Windows computer use
OpenAI framed the update in practical terms: Codex can now test apps, debug flows, and review work on the Windows machine where the project already lives.
That matters mostly because it closes a gap in Codex's desktop story. Until this update, OpenAI had shown computer use on other surfaces; now the Windows developer loop is part of the same product surface, with the official changelog at the Codex app entry.
Mobile remote control
The second part of the rollout is remote control from ChatGPT mobile. OpenAI's launch post says you can start, review, and steer tasks from the phone while the Windows machine keeps working, and reach_vb's feature list adds that the same control path also works from Mac.

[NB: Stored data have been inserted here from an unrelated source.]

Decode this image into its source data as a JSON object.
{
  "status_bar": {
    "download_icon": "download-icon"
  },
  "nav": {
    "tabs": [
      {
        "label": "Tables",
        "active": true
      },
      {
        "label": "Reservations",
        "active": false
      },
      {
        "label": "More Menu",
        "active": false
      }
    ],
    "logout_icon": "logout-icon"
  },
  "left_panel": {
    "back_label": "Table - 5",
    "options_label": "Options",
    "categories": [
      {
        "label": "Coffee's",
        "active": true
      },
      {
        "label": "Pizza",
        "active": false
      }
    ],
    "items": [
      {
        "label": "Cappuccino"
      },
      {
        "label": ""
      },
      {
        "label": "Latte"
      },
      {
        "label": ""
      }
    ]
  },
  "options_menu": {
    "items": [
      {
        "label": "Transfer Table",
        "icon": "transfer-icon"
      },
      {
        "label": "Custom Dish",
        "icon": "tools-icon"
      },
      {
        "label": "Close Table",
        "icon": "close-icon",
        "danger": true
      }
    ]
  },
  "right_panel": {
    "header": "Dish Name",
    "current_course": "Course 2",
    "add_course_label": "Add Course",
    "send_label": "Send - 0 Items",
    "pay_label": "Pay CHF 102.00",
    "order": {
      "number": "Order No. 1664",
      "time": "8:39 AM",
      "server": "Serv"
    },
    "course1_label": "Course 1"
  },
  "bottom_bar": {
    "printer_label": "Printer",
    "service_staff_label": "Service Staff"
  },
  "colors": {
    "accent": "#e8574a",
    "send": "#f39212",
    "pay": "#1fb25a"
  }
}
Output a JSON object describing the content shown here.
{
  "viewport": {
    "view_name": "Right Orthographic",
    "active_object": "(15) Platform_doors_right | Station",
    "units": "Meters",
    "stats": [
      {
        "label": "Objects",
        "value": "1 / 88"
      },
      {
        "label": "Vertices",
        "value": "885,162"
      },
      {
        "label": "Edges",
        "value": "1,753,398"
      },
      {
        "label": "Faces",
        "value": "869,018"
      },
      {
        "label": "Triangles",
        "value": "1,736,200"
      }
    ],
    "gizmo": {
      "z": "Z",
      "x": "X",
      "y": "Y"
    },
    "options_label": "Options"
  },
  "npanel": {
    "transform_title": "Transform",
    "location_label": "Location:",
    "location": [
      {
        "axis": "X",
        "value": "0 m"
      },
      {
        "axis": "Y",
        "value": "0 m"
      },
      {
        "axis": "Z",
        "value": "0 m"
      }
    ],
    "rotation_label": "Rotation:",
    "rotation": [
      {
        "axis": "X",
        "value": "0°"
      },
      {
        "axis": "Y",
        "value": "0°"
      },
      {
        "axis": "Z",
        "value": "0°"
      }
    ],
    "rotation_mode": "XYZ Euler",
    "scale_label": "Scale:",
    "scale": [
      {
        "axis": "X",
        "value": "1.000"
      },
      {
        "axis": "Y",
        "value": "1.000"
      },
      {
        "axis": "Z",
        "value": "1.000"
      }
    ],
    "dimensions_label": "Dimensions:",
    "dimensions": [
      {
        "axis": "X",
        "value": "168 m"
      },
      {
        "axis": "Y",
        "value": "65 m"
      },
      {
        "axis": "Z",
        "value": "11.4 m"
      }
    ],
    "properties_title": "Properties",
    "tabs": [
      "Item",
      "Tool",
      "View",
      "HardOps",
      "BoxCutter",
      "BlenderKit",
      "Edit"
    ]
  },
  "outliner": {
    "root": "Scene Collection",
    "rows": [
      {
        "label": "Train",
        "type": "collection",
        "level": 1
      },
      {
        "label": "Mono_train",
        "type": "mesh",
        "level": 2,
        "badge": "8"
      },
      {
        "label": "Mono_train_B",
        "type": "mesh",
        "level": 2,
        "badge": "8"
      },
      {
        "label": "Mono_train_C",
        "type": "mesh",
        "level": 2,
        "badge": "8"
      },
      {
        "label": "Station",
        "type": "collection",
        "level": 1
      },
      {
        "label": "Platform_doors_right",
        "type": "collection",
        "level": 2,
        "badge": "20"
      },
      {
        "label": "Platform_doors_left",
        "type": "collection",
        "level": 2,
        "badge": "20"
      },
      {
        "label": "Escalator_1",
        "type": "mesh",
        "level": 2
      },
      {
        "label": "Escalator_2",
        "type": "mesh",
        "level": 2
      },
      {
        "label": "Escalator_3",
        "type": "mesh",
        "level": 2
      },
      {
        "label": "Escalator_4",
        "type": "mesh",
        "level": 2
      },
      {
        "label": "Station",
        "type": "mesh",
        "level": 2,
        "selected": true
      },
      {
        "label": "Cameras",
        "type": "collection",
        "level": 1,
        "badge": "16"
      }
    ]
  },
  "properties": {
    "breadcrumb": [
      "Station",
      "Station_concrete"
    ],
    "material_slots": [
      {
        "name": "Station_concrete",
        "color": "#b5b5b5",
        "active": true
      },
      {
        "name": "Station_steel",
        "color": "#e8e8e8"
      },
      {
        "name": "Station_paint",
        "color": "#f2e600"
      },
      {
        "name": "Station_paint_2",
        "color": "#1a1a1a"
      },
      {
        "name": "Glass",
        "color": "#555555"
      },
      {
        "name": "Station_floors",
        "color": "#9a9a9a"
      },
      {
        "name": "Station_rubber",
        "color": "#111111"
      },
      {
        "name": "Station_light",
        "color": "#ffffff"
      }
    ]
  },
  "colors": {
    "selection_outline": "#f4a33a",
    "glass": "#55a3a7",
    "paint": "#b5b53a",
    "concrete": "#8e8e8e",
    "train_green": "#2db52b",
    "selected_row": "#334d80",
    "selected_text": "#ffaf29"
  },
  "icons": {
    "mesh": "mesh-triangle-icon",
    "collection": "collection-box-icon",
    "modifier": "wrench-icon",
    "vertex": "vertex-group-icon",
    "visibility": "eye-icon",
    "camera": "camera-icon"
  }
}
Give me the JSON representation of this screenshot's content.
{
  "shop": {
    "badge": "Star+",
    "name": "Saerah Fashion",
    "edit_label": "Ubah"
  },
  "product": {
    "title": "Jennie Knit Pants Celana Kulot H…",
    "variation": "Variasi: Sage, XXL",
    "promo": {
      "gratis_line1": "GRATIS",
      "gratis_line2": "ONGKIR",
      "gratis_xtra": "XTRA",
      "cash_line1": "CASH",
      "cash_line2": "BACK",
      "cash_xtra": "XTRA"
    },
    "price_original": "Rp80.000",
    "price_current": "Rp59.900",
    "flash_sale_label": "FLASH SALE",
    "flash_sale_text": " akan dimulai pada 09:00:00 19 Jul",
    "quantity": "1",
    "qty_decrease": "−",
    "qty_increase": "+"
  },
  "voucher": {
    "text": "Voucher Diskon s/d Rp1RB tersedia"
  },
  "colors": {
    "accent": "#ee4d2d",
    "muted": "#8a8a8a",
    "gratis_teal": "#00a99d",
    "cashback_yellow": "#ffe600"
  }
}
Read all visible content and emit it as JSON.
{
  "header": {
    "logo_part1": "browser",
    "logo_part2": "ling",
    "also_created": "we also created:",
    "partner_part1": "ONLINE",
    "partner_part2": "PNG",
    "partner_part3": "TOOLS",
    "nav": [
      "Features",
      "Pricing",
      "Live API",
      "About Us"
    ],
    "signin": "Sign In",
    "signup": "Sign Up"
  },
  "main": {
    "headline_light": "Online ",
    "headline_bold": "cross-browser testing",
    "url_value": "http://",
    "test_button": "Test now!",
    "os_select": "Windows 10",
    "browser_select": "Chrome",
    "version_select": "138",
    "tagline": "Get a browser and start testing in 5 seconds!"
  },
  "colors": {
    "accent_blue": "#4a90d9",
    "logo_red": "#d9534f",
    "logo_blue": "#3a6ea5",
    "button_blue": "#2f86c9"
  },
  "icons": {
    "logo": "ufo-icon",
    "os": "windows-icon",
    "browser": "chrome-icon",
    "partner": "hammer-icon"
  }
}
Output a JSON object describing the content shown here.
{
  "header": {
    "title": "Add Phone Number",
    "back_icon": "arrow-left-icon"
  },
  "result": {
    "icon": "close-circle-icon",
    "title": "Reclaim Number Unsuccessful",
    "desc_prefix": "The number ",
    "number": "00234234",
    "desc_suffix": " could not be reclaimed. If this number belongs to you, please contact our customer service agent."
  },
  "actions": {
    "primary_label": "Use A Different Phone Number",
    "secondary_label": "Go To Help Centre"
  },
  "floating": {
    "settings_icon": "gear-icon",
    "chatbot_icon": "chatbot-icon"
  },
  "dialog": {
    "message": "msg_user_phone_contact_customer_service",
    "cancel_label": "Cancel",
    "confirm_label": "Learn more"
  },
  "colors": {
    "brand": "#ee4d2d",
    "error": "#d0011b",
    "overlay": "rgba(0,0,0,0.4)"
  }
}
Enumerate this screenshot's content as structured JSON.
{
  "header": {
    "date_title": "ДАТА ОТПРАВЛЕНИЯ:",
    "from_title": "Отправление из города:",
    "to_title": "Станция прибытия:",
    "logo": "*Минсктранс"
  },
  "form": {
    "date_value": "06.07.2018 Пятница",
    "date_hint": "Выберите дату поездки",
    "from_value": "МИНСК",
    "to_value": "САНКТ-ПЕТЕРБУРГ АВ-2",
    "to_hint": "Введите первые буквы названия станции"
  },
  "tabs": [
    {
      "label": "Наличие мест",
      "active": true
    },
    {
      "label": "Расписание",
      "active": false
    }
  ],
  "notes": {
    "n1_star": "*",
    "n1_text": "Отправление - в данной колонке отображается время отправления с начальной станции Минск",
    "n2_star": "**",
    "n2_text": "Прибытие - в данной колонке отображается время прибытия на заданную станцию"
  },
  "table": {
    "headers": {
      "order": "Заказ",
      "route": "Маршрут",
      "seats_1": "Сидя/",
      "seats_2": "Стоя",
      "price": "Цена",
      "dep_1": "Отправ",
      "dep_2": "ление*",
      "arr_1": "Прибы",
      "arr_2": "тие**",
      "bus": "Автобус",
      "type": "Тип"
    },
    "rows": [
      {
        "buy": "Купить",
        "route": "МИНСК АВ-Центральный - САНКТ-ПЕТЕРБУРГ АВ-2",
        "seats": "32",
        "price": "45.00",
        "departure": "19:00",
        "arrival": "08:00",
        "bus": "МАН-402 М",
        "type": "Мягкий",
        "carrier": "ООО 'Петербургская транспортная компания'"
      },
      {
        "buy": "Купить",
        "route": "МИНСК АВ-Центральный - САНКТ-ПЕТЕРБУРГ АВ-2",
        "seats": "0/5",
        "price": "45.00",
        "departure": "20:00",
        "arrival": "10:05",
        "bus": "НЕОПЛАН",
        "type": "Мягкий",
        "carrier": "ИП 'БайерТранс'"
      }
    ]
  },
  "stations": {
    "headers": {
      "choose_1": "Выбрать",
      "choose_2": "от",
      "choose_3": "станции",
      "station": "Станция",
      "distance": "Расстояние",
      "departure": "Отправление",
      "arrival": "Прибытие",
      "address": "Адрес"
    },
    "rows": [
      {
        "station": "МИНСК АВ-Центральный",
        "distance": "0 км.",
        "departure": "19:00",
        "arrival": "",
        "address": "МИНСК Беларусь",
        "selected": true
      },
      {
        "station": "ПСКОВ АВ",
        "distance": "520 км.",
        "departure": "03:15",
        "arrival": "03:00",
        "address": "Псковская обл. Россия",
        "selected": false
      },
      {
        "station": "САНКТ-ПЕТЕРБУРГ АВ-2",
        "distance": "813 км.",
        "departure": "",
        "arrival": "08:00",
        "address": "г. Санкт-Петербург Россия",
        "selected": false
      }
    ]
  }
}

The wording across the launch posts is consistent on one point: this is not just viewing status on mobile. OpenAI describes active steering of a running Windows host from the ChatGPT mobile app.
Codex profile
The quiet extra in this release is a new profile page. reach_vb's rollout list says it includes token stats, streaks, longest task, and more, while the changelog entry is the canonical source for the app update bundle.
The profile features called out in the evidence are:
- token stats
- streaks
- longest task
- unspecified additional profile fields
That is a small feature on paper, but it is the only part of the rollout that turns Codex usage into something more measurable inside the app itself.
Early reaction
Most of the immediate reaction was simple relief that Windows finally landed. embirico's short reaction thanked users for their patience, while koltregaskes' follow-up immediately compared the remote-control experience to Anthropic's Claude and complained about session reliability there.
There is not much deep community analysis in the evidence yet. What is there is useful anyway, because it shows where users will judge this feature first: whether remote sessions stay attached, whether background work survives app reloads, and whether Windows control actually feels dependable in day-to-day use.
Cua's Windows groundwork
Two days before OpenAI's rollout, Cua announced Windows Cua Driver support for background computer use through CLI or MCP, and trycua's launch thread explicitly pitched it for Claude Code, Codex, or custom agent loops.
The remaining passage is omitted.